# Does anyone have a step by step guide on how to use a serial cable on a Directivo?



## jpz2 (Mar 10, 2007)

I've got a philips DSR704 and was curious on how to use the serial cable. I've ready many different guides, but the majority of them are for TIVO units and I wasn't sure if they are all the same when it comes to serial. 

Thanks,


----------



## jpz2 (Mar 10, 2007)

Okay,

Does anyone have a guide written on a cocktail napkin???


----------



## mr.unnatural (Feb 2, 2006)

What do you need to use the serial cable for? In stock configuration, the serial cable is normally used to control an external set top box. Since the DirecTivo has the DirecTV tuners built-in, there's not much you can use it for unless you hack the DTivo. In a hacked state you can use the serial cable to connect to the DTivo from your PC via telnet and browse the filesystem via a bash prompt. This is handy in case you lose the network connection (also enabled via hacking) and want to perform some troubleshooting.


----------



## jpz2 (Mar 10, 2007)

mr.unnatural said:


> What do you need to use the serial cable for? In stock configuration, the serial cable is normally used to control an external set top box. Since the DirecTivo has the DirecTV tuners built-in, there's not much you can use it for unless you hack the DTivo. In a hacked state you can use the serial cable to connect to the DTivo from your PC via telnet and browse the filesystem via a bash prompt. This is handy in case you lose the network connection (also enabled via hacking) and want to perform some troubleshooting.


I installed Instantcake and PTVnet on the unit so I should be able to get to bash with it. On this particular drive I can't seem to get networking working so that is why I am trying to use serial for that.

Thanks for the response!


----------



## lew (Mar 12, 2002)

You shoud post on the DVRupgrade forums. My guess is you either don't have the right serial cable or the terminal settings (speed) aren't set right.


----------



## mr.unnatural (Feb 2, 2006)

The serial port has to be configured for 115200 baud rate, IIRC. If you're using TeraTermPro then select the COM port you're using and click OK. Then, pull down the Setup menu at the top and select the Serial Port. Change the Baud rate setting and click OK. When the option window closes, press ENTER. If everything is set up correctly you should get a bash prompt.

FYI - I haven't used the serial connection to a Tivo in several years so my memory may not be 100% accurate. It's a ***** getting old.


----------



## jpz2 (Mar 10, 2007)

thanks for the info. I'll give this a shot as soon as I get my darn serial adaptor to install on my laptop.
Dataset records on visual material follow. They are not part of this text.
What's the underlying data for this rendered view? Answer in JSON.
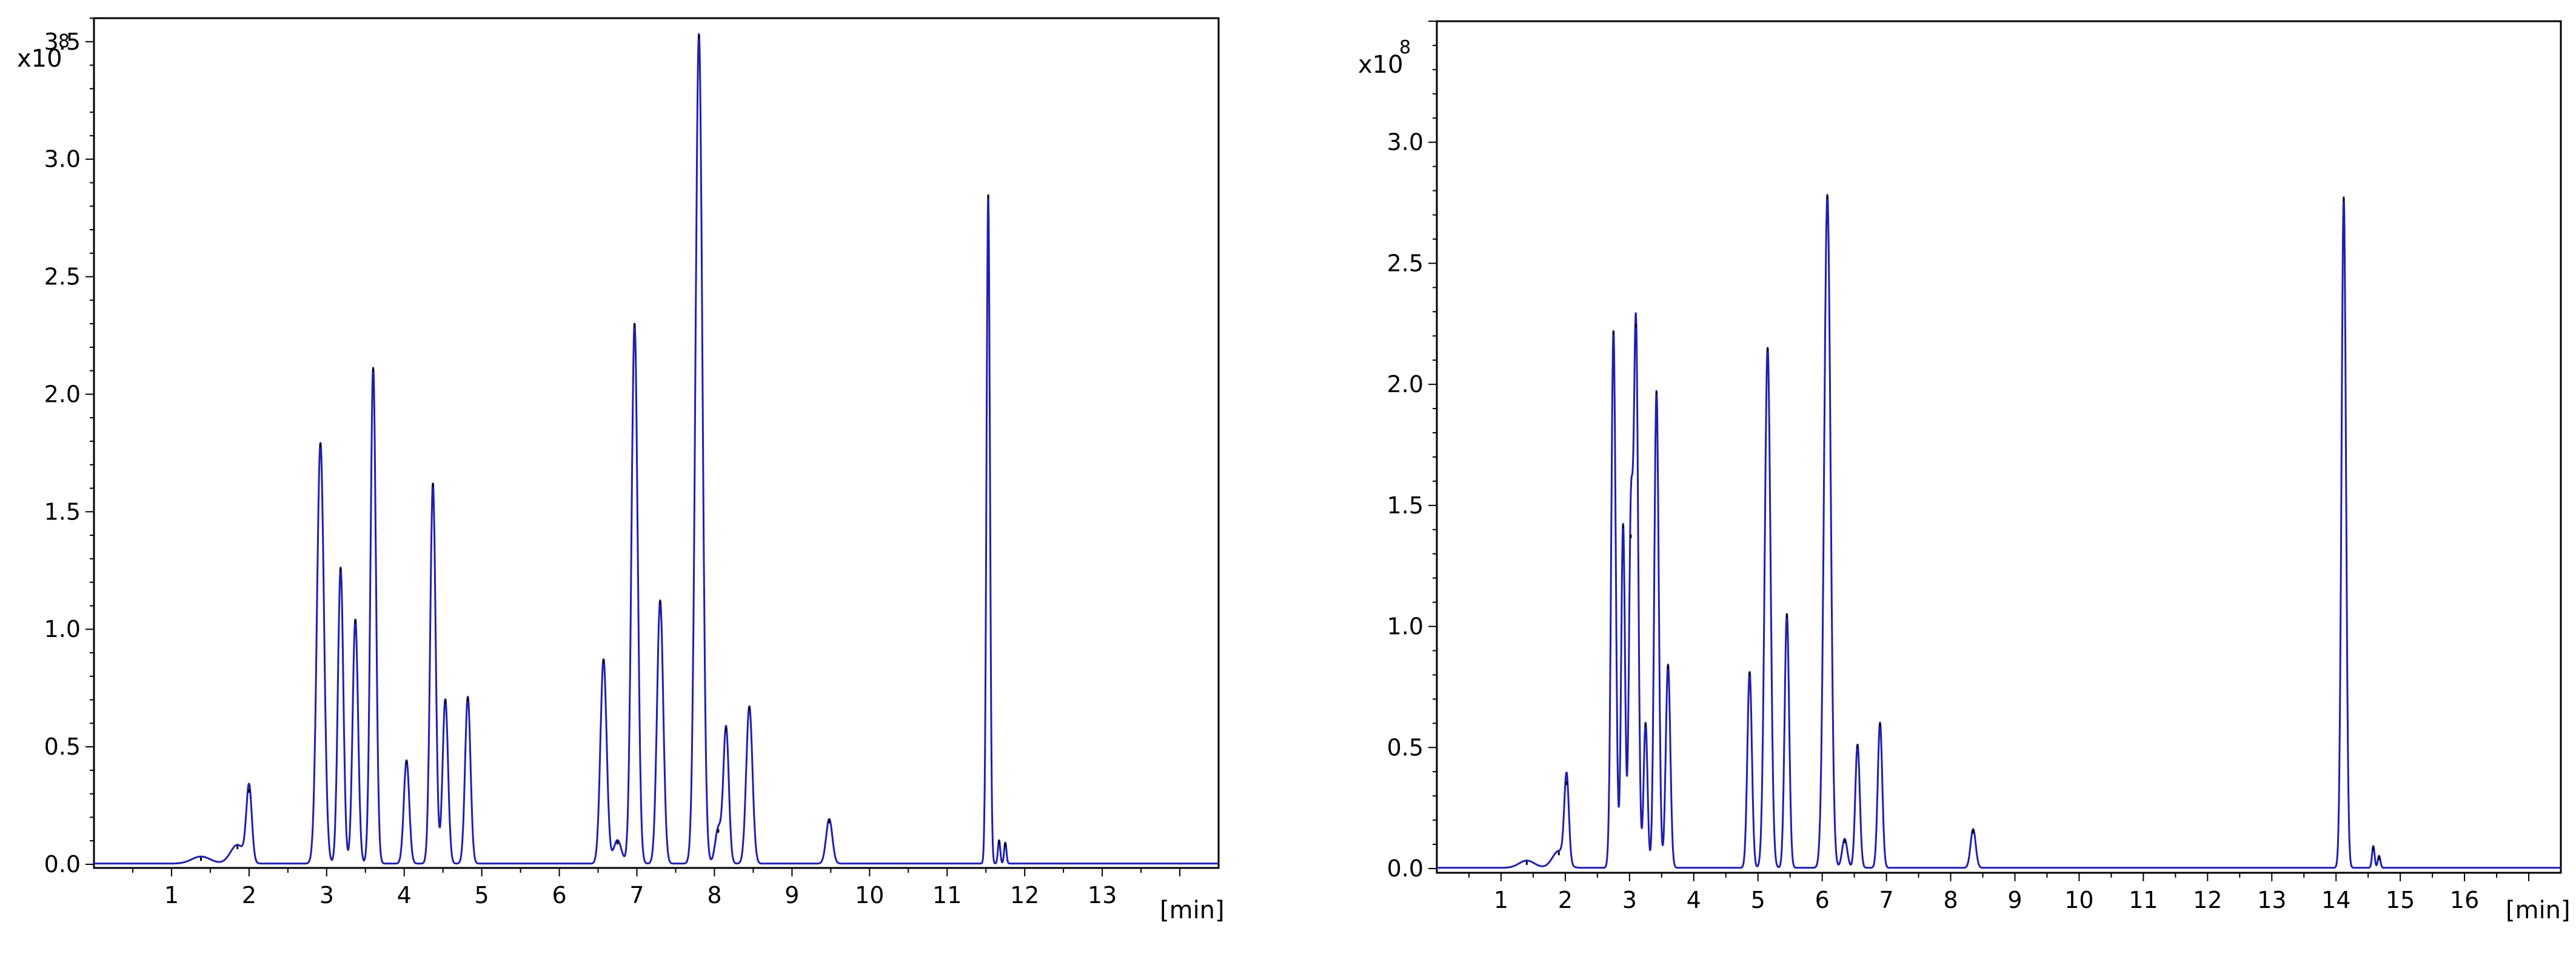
{
  "chart_data": [
    {
      "type": "line",
      "y_multiplier_label": "x10",
      "y_multiplier_exponent": "8",
      "x_unit_label": "[min]",
      "xlim": [
        0,
        14.5
      ],
      "ylim": [
        0,
        3.6
      ],
      "x_ticks": [
        "1",
        "2",
        "3",
        "4",
        "5",
        "6",
        "7",
        "8",
        "9",
        "10",
        "11",
        "12",
        "13"
      ],
      "y_ticks": [
        "0.0",
        "0.5",
        "1.0",
        "1.5",
        "2.0",
        "2.5",
        "3.0",
        "3.5"
      ],
      "line_color": "#1f1fb0",
      "grid": false,
      "series": [
        {
          "peaks": [
            {
              "x": 1.38,
              "h": 0.03,
              "w": 0.12
            },
            {
              "x": 1.85,
              "h": 0.08,
              "w": 0.09
            },
            {
              "x": 2.0,
              "h": 0.32,
              "w": 0.035
            },
            {
              "x": 2.92,
              "h": 1.79,
              "w": 0.045
            },
            {
              "x": 3.18,
              "h": 1.26,
              "w": 0.035
            },
            {
              "x": 3.37,
              "h": 1.04,
              "w": 0.035
            },
            {
              "x": 3.6,
              "h": 2.11,
              "w": 0.035
            },
            {
              "x": 4.03,
              "h": 0.44,
              "w": 0.035
            },
            {
              "x": 4.37,
              "h": 1.62,
              "w": 0.035
            },
            {
              "x": 4.53,
              "h": 0.7,
              "w": 0.035
            },
            {
              "x": 4.82,
              "h": 0.71,
              "w": 0.035
            },
            {
              "x": 6.57,
              "h": 0.87,
              "w": 0.04
            },
            {
              "x": 6.75,
              "h": 0.1,
              "w": 0.05
            },
            {
              "x": 6.97,
              "h": 2.3,
              "w": 0.04
            },
            {
              "x": 7.3,
              "h": 1.12,
              "w": 0.04
            },
            {
              "x": 7.8,
              "h": 3.53,
              "w": 0.045
            },
            {
              "x": 8.05,
              "h": 0.15,
              "w": 0.04
            },
            {
              "x": 8.15,
              "h": 0.58,
              "w": 0.035
            },
            {
              "x": 8.45,
              "h": 0.67,
              "w": 0.04
            },
            {
              "x": 9.48,
              "h": 0.19,
              "w": 0.04
            },
            {
              "x": 11.53,
              "h": 2.85,
              "w": 0.022
            },
            {
              "x": 11.67,
              "h": 0.1,
              "w": 0.015
            },
            {
              "x": 11.75,
              "h": 0.09,
              "w": 0.015
            }
          ]
        }
      ]
    },
    {
      "type": "line",
      "y_multiplier_label": "x10",
      "y_multiplier_exponent": "8",
      "x_unit_label": "[min]",
      "xlim": [
        0,
        17.5
      ],
      "ylim": [
        0,
        3.5
      ],
      "x_ticks": [
        "1",
        "2",
        "3",
        "4",
        "5",
        "6",
        "7",
        "8",
        "9",
        "10",
        "11",
        "12",
        "13",
        "14",
        "15",
        "16"
      ],
      "y_ticks": [
        "0.0",
        "0.5",
        "1.0",
        "1.5",
        "2.0",
        "2.5",
        "3.0"
      ],
      "line_color": "#1f1fb0",
      "grid": false,
      "series": [
        {
          "peaks": [
            {
              "x": 1.4,
              "h": 0.03,
              "w": 0.12
            },
            {
              "x": 1.9,
              "h": 0.07,
              "w": 0.1
            },
            {
              "x": 2.02,
              "h": 0.36,
              "w": 0.035
            },
            {
              "x": 2.75,
              "h": 2.22,
              "w": 0.035
            },
            {
              "x": 2.9,
              "h": 1.42,
              "w": 0.03
            },
            {
              "x": 3.02,
              "h": 1.38,
              "w": 0.03
            },
            {
              "x": 3.1,
              "h": 2.25,
              "w": 0.035
            },
            {
              "x": 3.25,
              "h": 0.6,
              "w": 0.03
            },
            {
              "x": 3.42,
              "h": 1.97,
              "w": 0.035
            },
            {
              "x": 3.6,
              "h": 0.84,
              "w": 0.035
            },
            {
              "x": 4.87,
              "h": 0.81,
              "w": 0.035
            },
            {
              "x": 5.15,
              "h": 2.15,
              "w": 0.045
            },
            {
              "x": 5.45,
              "h": 1.05,
              "w": 0.035
            },
            {
              "x": 6.08,
              "h": 2.78,
              "w": 0.05
            },
            {
              "x": 6.35,
              "h": 0.12,
              "w": 0.04
            },
            {
              "x": 6.55,
              "h": 0.51,
              "w": 0.035
            },
            {
              "x": 6.9,
              "h": 0.6,
              "w": 0.035
            },
            {
              "x": 8.35,
              "h": 0.16,
              "w": 0.04
            },
            {
              "x": 14.12,
              "h": 2.77,
              "w": 0.035
            },
            {
              "x": 14.58,
              "h": 0.09,
              "w": 0.02
            },
            {
              "x": 14.67,
              "h": 0.05,
              "w": 0.02
            }
          ]
        }
      ]
    }
  ]
}
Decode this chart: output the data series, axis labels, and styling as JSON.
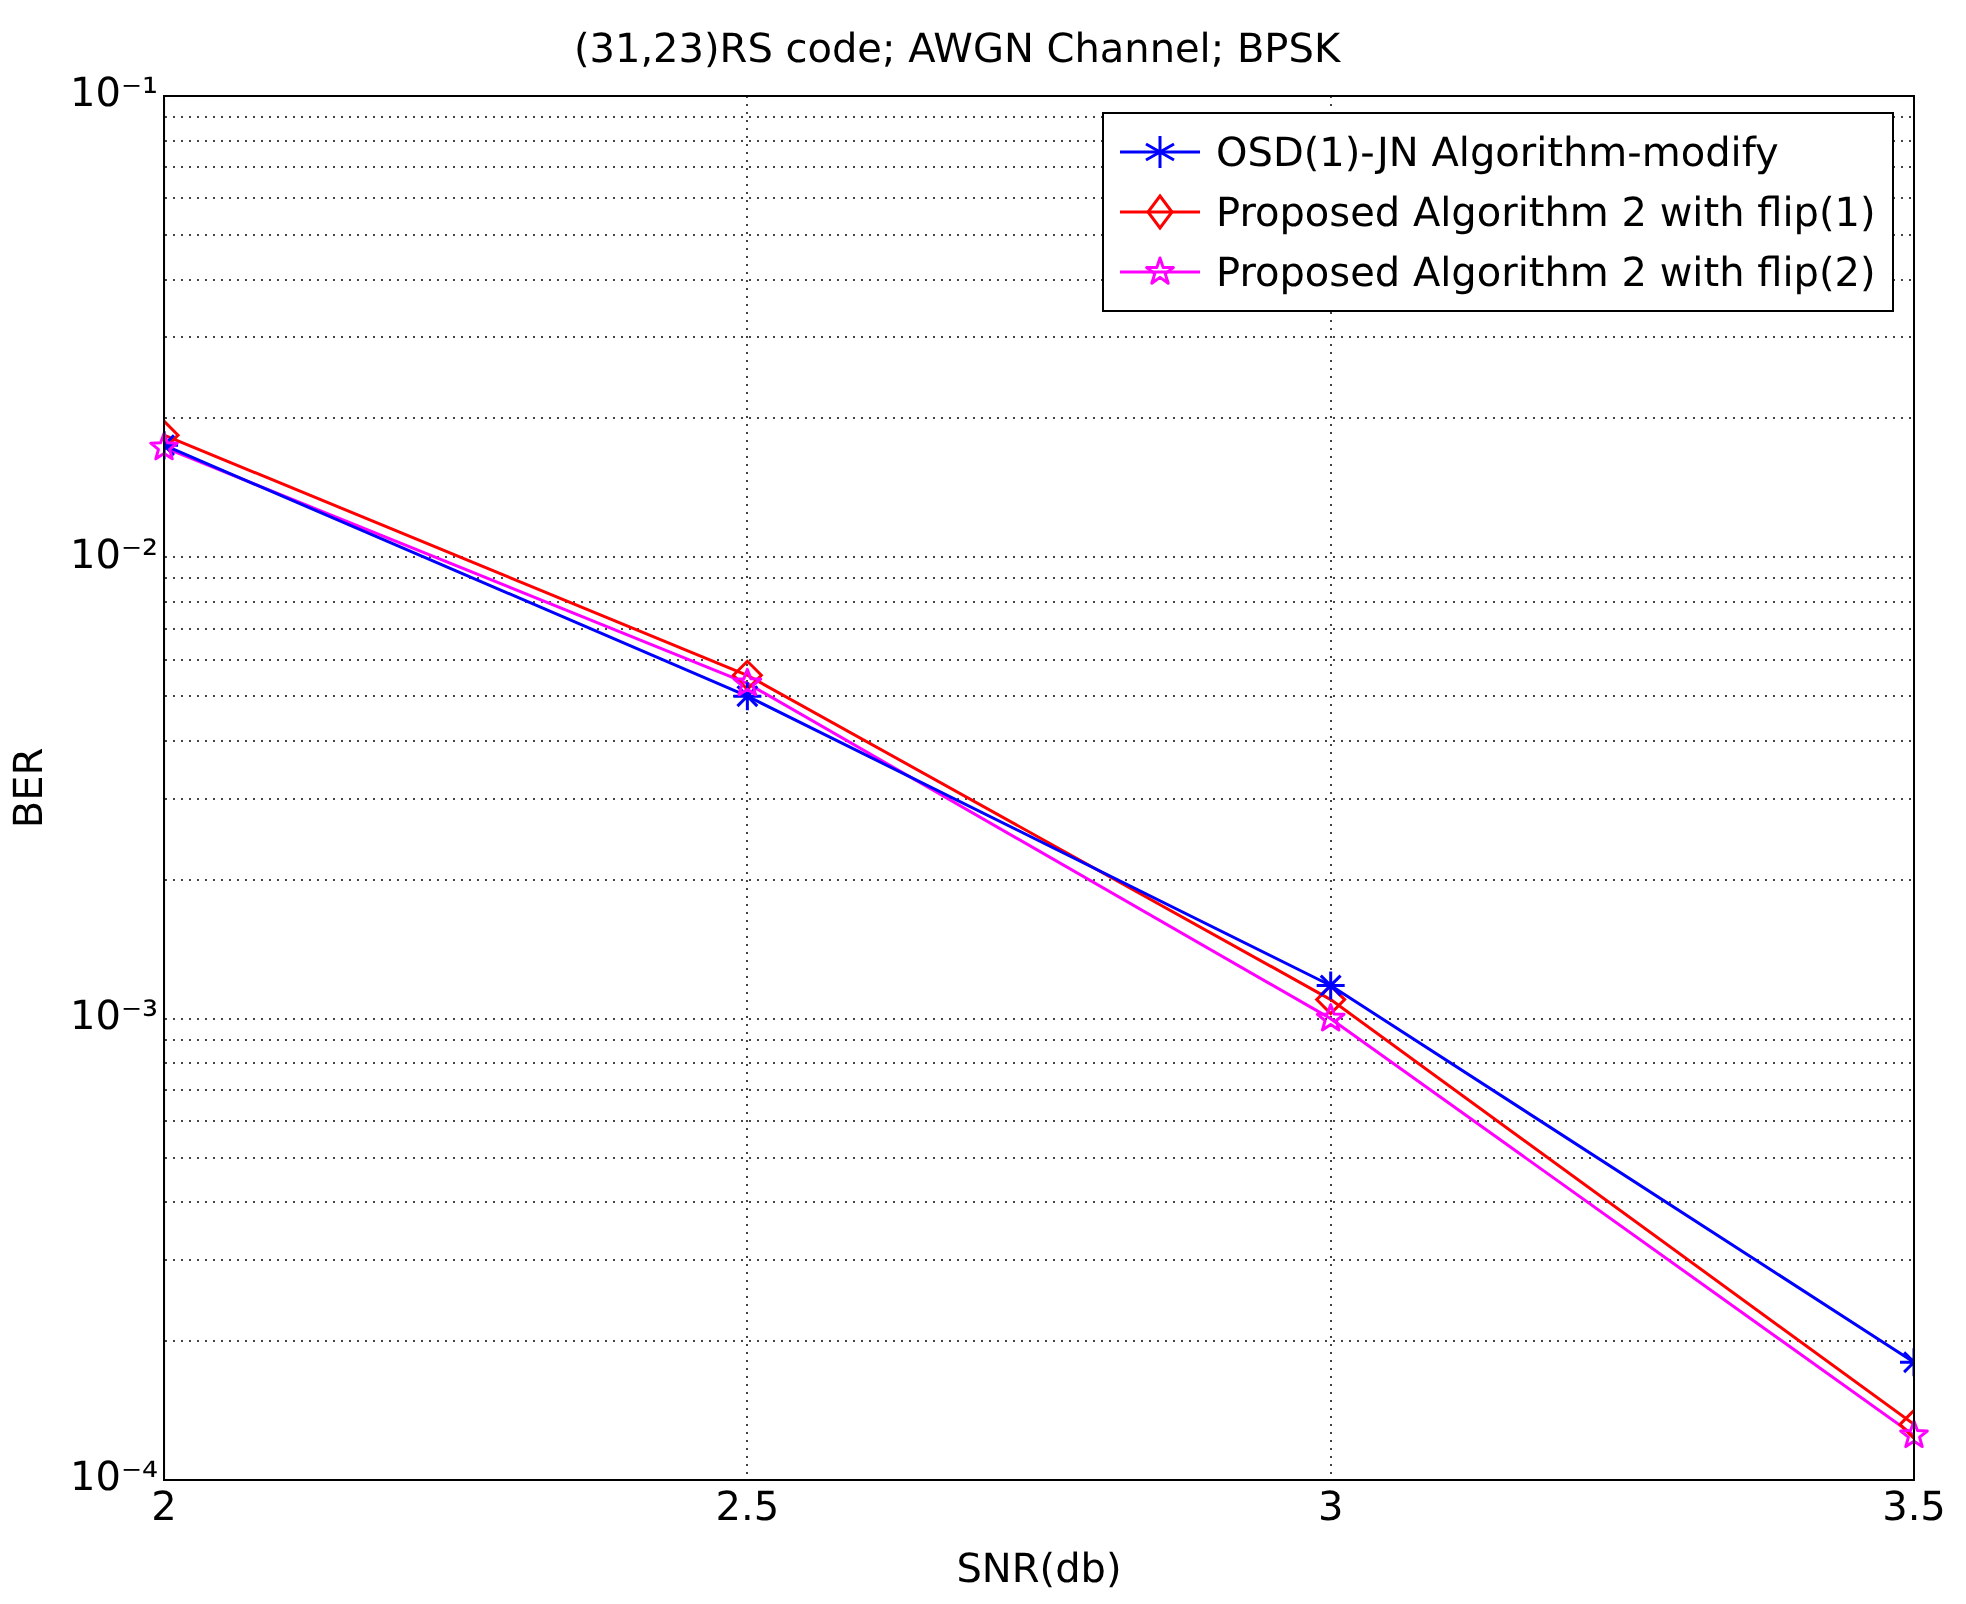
{
  "chart_data": {
    "type": "line",
    "title": "(31,23)RS code; AWGN Channel; BPSK",
    "xlabel": "SNR(db)",
    "ylabel": "BER",
    "x": [
      2,
      2.5,
      3,
      3.5
    ],
    "series": [
      {
        "name": "OSD(1)-JN Algorithm-modify",
        "color": "#0000ff",
        "marker": "cross",
        "values": [
          0.0175,
          0.005,
          0.00118,
          0.00018
        ]
      },
      {
        "name": "Proposed Algorithm 2 with flip(1)",
        "color": "#ff0000",
        "marker": "diamond",
        "values": [
          0.0184,
          0.00555,
          0.0011,
          0.000132
        ]
      },
      {
        "name": "Proposed Algorithm 2 with flip(2)",
        "color": "#ff00ff",
        "marker": "star",
        "values": [
          0.0173,
          0.00533,
          0.001,
          0.000125
        ]
      }
    ],
    "log": "y",
    "xlim": [
      2,
      3.5
    ],
    "xticks": [
      2,
      2.5,
      3,
      3.5
    ],
    "ylim": [
      0.0001,
      0.1
    ],
    "yticks": [
      {
        "value": 0.0001,
        "label": "10⁻⁴"
      },
      {
        "value": 0.0002,
        "label": null
      },
      {
        "value": 0.0003,
        "label": null
      },
      {
        "value": 0.0004,
        "label": null
      },
      {
        "value": 0.0005,
        "label": null
      },
      {
        "value": 0.0006,
        "label": null
      },
      {
        "value": 0.0007,
        "label": null
      },
      {
        "value": 0.0008,
        "label": null
      },
      {
        "value": 0.0009,
        "label": null
      },
      {
        "value": 0.001,
        "label": "10⁻³"
      },
      {
        "value": 0.002,
        "label": null
      },
      {
        "value": 0.003,
        "label": null
      },
      {
        "value": 0.004,
        "label": null
      },
      {
        "value": 0.005,
        "label": null
      },
      {
        "value": 0.006,
        "label": null
      },
      {
        "value": 0.007,
        "label": null
      },
      {
        "value": 0.008,
        "label": null
      },
      {
        "value": 0.009,
        "label": null
      },
      {
        "value": 0.01,
        "label": "10⁻²"
      },
      {
        "value": 0.02,
        "label": null
      },
      {
        "value": 0.03,
        "label": null
      },
      {
        "value": 0.04,
        "label": null
      },
      {
        "value": 0.05,
        "label": null
      },
      {
        "value": 0.06,
        "label": null
      },
      {
        "value": 0.07,
        "label": null
      },
      {
        "value": 0.08,
        "label": null
      },
      {
        "value": 0.09,
        "label": null
      },
      {
        "value": 0.1,
        "label": "10⁻¹"
      }
    ],
    "grid": true,
    "legend": "top right",
    "line_style": "solid"
  }
}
I was trying my desktop at first but I think I need to have the thing connected so moving my laptop made the most sense. I just need to find the drivers as the drivers on the CD don't install with my laptop.



Thanks,


----------



## jpz2 (Mar 10, 2007)

Okay so I've got the serial adaptor working. But I'm not sure if my serial cable works as I don't get any response via Teraterm do I need to hit enter at a certain time or can I connect to the DVR at anytime?

Thanks,


----------



## mr.unnatural (Feb 2, 2006)

Open up TeraTerm and close out the option window that is displayed. Go to the setup menu and set the baud rate for the serial connection. Click OK to close the window and then hit enter. You should see a bash prompt in the terminal window. From there you need to use some basic Linux commands to navigate and perform the desired functions.


----------